Tuesday, February 15, 2011

8. How Like an Angel by Margaret Millar

Will 2011 be the year of Margaret Millar? How Like an Angel did not rock my world like Beast in View, but I am still blown away by how talented a writer Millar is. This is much more of a straightforward mystery, albeit an engaging and interesting one. Joe Quinn is a gambler and laid-off casino P.I. who gets dropped off in the middle of the desert after a binge at the tables. He wanders onto the property of a strange religious commune and from there gets mixed up in a mystery that involves bank embezzlement, small town real estate and, of course, murder.

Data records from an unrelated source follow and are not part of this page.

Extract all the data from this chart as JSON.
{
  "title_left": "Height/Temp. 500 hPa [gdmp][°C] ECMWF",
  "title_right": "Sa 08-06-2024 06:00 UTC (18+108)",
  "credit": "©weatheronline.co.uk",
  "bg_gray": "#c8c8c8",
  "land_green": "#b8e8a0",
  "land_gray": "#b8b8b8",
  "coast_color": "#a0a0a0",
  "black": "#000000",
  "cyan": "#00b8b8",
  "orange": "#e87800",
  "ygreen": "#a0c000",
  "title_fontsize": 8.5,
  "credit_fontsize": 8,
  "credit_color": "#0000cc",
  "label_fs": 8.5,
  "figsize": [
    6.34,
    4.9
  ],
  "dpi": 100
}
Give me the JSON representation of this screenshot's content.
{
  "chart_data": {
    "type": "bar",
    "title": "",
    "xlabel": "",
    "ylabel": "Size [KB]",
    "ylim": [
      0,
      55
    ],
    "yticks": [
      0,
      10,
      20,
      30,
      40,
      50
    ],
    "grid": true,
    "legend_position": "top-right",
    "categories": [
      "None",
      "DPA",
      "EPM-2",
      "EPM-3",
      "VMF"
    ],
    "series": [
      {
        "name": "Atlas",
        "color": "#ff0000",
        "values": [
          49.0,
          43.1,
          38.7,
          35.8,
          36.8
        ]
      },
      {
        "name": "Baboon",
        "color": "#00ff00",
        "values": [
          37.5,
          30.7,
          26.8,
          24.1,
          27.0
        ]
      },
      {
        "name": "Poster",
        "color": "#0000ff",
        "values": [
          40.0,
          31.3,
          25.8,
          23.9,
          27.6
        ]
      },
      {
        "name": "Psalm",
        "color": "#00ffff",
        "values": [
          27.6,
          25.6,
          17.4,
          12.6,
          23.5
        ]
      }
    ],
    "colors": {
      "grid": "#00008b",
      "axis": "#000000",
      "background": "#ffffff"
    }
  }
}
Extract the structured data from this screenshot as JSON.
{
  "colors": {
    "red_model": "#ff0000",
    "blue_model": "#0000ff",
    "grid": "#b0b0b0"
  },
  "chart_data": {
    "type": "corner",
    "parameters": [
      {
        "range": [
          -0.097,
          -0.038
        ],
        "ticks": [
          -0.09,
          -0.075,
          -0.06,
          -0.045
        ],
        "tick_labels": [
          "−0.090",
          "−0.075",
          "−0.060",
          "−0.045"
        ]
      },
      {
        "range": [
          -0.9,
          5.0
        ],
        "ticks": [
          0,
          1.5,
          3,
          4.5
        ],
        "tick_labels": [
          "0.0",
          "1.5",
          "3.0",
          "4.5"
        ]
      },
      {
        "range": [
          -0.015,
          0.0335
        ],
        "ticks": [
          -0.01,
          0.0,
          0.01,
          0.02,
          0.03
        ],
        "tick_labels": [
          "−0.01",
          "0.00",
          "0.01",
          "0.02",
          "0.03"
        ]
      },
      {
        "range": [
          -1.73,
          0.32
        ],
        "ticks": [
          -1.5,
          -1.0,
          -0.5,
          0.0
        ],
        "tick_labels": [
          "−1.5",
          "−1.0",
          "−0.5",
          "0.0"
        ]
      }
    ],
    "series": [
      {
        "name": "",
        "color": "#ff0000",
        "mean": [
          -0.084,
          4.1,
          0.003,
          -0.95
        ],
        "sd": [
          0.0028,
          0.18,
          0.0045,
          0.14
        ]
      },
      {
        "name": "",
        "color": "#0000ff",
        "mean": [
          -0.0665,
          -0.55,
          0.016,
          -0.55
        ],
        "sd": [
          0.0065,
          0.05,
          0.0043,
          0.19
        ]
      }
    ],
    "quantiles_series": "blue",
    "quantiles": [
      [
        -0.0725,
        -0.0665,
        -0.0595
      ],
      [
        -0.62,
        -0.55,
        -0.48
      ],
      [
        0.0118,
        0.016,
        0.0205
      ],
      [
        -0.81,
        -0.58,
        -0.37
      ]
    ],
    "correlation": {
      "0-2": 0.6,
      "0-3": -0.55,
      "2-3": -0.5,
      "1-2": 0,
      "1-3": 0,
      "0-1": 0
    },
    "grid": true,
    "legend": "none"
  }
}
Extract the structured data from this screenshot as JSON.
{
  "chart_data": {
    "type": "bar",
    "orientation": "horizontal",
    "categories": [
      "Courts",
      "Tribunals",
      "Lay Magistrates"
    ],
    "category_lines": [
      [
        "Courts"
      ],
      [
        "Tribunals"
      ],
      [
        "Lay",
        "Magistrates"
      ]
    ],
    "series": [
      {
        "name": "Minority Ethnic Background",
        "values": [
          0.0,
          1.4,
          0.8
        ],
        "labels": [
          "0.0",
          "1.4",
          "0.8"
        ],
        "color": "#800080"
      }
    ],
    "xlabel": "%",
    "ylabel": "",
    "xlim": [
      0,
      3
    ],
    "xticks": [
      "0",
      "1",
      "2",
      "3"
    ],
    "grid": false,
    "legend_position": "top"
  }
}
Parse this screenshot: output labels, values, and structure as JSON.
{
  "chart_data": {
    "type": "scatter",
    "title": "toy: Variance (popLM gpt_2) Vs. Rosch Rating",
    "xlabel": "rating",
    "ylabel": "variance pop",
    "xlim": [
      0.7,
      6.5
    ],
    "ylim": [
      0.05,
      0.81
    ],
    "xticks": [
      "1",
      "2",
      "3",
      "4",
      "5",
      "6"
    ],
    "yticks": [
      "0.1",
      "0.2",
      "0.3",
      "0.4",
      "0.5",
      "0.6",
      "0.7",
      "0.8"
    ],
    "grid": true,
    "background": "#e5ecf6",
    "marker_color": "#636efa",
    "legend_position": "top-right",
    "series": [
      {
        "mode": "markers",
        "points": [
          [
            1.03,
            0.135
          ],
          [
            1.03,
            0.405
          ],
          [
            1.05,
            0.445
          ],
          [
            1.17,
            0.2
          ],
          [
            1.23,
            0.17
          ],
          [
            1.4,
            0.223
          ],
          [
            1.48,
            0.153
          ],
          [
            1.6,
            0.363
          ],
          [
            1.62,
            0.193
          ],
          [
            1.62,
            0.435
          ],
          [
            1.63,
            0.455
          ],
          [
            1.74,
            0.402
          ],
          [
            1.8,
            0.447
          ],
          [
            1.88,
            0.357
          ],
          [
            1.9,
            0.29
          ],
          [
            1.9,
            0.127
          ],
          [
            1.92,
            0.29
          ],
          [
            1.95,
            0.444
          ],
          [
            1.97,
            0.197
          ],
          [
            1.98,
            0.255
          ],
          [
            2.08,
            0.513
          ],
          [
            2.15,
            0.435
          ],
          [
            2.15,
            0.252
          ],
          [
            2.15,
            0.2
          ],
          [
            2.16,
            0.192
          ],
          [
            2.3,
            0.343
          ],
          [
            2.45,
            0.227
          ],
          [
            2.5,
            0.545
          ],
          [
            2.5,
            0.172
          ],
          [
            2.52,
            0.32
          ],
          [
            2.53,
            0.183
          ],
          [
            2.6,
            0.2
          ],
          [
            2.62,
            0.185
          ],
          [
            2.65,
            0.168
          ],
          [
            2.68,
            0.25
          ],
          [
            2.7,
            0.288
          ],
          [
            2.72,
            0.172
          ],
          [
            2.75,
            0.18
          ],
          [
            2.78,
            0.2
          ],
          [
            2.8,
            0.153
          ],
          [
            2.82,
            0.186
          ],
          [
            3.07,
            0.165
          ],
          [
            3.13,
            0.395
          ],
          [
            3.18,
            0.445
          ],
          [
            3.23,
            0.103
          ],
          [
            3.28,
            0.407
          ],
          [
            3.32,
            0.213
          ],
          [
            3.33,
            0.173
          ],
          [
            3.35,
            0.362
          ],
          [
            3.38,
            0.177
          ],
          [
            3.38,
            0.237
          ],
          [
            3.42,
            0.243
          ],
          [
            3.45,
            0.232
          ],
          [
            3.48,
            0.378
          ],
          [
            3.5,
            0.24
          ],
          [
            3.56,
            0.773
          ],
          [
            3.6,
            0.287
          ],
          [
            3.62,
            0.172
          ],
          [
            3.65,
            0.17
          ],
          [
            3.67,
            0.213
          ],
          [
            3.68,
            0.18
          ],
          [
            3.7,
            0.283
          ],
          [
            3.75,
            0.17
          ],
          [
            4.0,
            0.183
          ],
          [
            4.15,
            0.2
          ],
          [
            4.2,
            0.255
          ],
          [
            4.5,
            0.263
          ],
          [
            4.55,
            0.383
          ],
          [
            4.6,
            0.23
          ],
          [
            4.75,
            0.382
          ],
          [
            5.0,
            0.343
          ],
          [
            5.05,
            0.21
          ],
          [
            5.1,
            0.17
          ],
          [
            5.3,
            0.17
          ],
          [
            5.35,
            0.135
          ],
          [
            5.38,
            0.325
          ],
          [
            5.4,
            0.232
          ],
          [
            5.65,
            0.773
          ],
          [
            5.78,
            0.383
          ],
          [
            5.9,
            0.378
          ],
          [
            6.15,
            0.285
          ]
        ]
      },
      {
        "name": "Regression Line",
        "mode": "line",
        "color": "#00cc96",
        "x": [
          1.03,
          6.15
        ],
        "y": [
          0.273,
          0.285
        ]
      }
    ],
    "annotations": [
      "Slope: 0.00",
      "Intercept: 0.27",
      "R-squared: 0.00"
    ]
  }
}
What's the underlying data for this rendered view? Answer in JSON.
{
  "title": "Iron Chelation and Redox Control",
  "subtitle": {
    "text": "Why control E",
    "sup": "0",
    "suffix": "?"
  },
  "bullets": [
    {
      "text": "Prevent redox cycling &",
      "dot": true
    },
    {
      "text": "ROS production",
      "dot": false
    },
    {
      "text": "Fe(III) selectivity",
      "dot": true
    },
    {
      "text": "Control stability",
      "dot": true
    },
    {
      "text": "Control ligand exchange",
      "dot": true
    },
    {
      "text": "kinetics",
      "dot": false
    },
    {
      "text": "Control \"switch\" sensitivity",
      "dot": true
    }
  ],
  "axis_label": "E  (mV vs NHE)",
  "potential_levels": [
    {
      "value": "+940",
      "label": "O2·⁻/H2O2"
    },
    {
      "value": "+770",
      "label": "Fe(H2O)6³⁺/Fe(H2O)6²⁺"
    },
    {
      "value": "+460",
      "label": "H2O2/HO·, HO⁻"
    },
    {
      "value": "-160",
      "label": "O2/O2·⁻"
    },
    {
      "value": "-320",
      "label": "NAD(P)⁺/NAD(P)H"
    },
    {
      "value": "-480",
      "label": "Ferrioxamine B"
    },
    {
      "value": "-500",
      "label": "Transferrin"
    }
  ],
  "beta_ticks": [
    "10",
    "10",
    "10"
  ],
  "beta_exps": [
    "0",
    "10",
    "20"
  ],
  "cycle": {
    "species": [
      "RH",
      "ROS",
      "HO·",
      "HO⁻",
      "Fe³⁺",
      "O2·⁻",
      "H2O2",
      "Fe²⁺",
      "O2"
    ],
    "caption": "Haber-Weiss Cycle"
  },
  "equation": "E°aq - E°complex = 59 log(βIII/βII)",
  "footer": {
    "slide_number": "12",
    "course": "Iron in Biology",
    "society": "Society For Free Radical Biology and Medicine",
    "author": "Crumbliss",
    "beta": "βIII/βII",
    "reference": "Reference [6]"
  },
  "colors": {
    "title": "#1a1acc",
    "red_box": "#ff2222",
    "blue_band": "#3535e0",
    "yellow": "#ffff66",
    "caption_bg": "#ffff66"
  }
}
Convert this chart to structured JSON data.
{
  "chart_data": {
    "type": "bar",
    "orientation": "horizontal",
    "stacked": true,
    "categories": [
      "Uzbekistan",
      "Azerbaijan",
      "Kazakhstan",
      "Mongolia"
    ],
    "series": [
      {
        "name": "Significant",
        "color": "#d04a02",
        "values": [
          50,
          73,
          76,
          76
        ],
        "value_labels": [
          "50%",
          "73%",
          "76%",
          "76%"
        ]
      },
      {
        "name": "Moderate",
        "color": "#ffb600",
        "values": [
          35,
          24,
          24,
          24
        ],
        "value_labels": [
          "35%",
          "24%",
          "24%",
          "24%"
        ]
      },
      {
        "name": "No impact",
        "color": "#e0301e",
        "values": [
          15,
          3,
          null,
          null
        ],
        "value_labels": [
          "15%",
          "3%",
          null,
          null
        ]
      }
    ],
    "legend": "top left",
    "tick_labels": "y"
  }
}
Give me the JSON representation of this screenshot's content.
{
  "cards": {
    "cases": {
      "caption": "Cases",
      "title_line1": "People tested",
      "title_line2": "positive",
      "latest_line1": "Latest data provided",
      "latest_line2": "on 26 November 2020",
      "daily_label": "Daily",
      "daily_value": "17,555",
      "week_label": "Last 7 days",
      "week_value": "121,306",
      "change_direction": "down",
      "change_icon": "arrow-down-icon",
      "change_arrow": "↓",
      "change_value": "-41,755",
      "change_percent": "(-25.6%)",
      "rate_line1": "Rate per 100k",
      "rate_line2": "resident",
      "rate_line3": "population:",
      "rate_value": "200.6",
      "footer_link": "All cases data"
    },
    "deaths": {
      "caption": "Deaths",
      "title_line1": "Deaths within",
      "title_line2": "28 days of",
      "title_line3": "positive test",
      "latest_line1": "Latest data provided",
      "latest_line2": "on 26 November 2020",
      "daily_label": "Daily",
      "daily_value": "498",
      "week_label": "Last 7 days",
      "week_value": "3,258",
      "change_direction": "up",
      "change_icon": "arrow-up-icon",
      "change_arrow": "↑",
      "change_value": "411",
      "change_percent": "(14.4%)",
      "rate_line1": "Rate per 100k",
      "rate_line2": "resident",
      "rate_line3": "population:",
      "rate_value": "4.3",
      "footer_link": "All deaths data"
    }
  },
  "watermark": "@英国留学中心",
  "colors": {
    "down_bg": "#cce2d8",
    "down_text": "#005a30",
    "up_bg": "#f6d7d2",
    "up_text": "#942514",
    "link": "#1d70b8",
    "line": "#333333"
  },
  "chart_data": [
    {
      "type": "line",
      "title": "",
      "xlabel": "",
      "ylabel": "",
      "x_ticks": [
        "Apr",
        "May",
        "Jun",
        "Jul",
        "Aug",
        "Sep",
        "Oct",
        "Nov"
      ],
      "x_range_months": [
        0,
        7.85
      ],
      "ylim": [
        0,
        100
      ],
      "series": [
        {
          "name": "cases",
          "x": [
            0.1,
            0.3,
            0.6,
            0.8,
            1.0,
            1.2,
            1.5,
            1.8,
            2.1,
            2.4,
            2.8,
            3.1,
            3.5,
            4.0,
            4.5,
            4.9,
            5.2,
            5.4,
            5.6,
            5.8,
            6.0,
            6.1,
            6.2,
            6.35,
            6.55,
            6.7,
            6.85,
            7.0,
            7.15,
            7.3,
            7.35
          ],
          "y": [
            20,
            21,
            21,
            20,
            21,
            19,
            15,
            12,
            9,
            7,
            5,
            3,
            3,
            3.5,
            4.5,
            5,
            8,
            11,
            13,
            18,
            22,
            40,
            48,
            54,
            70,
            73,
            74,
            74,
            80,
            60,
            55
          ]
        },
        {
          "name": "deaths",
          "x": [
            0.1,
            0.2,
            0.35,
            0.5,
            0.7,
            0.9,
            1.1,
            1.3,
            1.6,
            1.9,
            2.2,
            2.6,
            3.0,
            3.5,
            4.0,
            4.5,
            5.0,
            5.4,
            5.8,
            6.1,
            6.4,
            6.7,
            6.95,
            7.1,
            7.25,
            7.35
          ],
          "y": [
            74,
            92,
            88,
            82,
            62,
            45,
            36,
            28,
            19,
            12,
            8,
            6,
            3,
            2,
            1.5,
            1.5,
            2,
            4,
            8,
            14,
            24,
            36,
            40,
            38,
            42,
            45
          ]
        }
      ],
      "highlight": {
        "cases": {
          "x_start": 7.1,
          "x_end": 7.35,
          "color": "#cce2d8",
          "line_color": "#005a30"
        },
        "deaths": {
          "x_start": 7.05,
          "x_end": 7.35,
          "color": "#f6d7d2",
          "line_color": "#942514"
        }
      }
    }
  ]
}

Quinn meets an old woman in the commune who helps him out. In return, she asks him to find out the fate of one Patrick O'Gorman, who lived in the small nearby town of Chilcote. She doesn't say why and when he finds out that not only is O'Gorman missing and presumed dead, but that his mysterious disappearance 5 years ago caused a scandal that the town still hasn't gotten over. Intrigued, he starts to dig deeper.

What's great about this book are the excellent locations, especially the little fringe California town of Chilcote that was once primarily agricultural and since dominated by oil money. You can understand why so many writers lived or wrote about Southern California in the 20th century. It was a dynamic place, but also so atmospheric. She really captures the feel of a too-hot desert town. The cult is also quite neat, a precursor to the communes of the 60s.

What didn't quite work for me was the romantic angle, where the protagonist seems to all of a sudden fall in love with O'Gorman's widow. I mean yes she seemed like an admirable woman, but the falling in love came out of nowhere. Maybe that's how it worked back when you couldn't have pre-marital sex, but it seemed forced to me.

Margaret Millar was an amazing person. She was Canadian but moved to the States after marrying her husband, Ross MacDonald. She did a ton of conservation work and wrote kick-ass novels. I wonder if anyone has written a good biography of her? It's funny because she was quite succesful, both commercially and critically, and yet her name has sort of faded while everyone still knows who Ross MacDonald is. Is that simply the male bias of publishing and the crime genre or simply a testament to the longevity of having a single recurring detective?